Bundeskanzler Gusenbauer: "Österreich profitiert von wirtschaftlich starkem Europa"

Wien (OTS) - Vor dem Beginn des heute in Brüssel beginnenden Europäischen Rates legte Bundeskanzler Alfred Gusenbauer die Positionen der österreichischen Bundesregierung dar. Im Mittelpunkt des Frühjahrsgipfels, der traditionell der Lissabonstrategie gewidmet ist, stehen die für Österreich bedeutenden Themen Wachstum und Beschäftigung sowie der Klimaschutz.

"Für uns ist dieser Gipfel Anlass zu großer Freude. Wachstum und Beschäftigung haben sich in der EU in den letzten beiden Jahren äußerst günstig entwickelt. Österreich gehört im Bereich der Beschäftigungsentwicklung zu den Champions in Europa. Es ist uns gelungen, die Arbeitslosigkeit auf 4,2% zu senken und einen Beschäftigungszuwachs von 100.000 Arbeitsplätzen zu erzielen. Auf Wunsch des derzeitigen EU-Ratsvorsitzenden Janez Jansa werde ich daher auf dem Gipfel einen Input über die wirtschaftlichen Erfolge in Österreich einbringen", so der Bundeskanzler.
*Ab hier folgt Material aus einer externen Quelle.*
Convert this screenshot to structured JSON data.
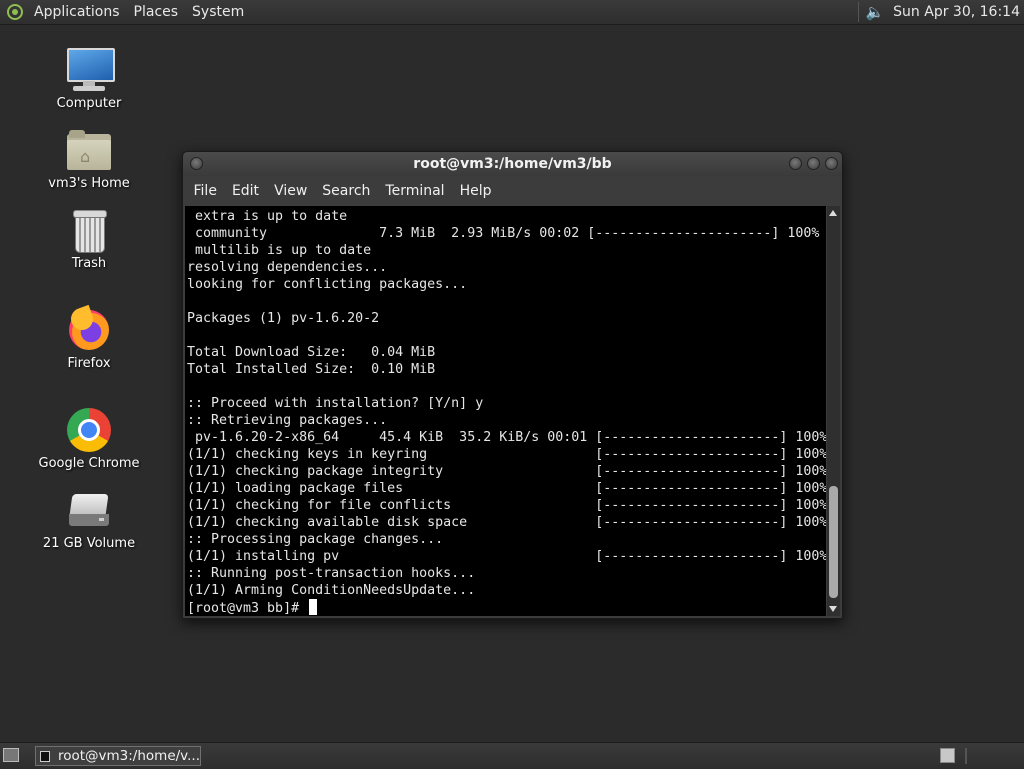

"Europa ist auf Wachstums- und Beschäftigungskurs. Das ist eine gute Nachricht. Auch wenn das Wirtschaftswachstum heuer bescheidener ausfallen wird, können wir doch von einer robusten Wirtschaftsentwicklung reden. Europa leistet heute einen sehr positiven Beitrag zur weltweiten Wirtschaftswachstum", so Gusenbauer.

Weiteres auf der Agenda stehen die Dämpfung der Teuerungsentwicklung in Europa und in Österreich sowie der Klimaschutz. Nach der Einigung auf eine gemeinsame europäische Klimastrategie gehe es jetzt um die Frage, welche konkreten Beiträge geleistet werden sollen. "Hinsichtlich der erneuerbaren Energie hat Österreich bereits ein sehr hohes Niveau erreicht. Wir gehören zu den besten Ländern in Europa. Wir sind sicher, dass wir die Vorgaben der EU auch erfüllen werden können. Für uns ist aber von entscheidender Bedeutung, dass es nicht zu einer Diskriminierung sauberer Energie aufgrund des Standortes kommen darf. Es muss uns in Europa darum gehen, wer in Europa die höchsten ökologischen Standards verwirklichen kann und nicht darum, einen Standortwettbewerb zu führen, der dazu führt, dass die schmutzigeren Stahlwerke übrig bleiben, die sauberen aber geschlossen werden. Wir werden uns daher für Spartenregelungen und besondere Regelungen für die energieintensive Industrie einsetzen, die in Österreich traditionell außerordentlich stark ist. Hier geht es um hochqualifizierte Arbeitsplätze, für die wir uns einsetzen werden", so Gusenbauer abschließend.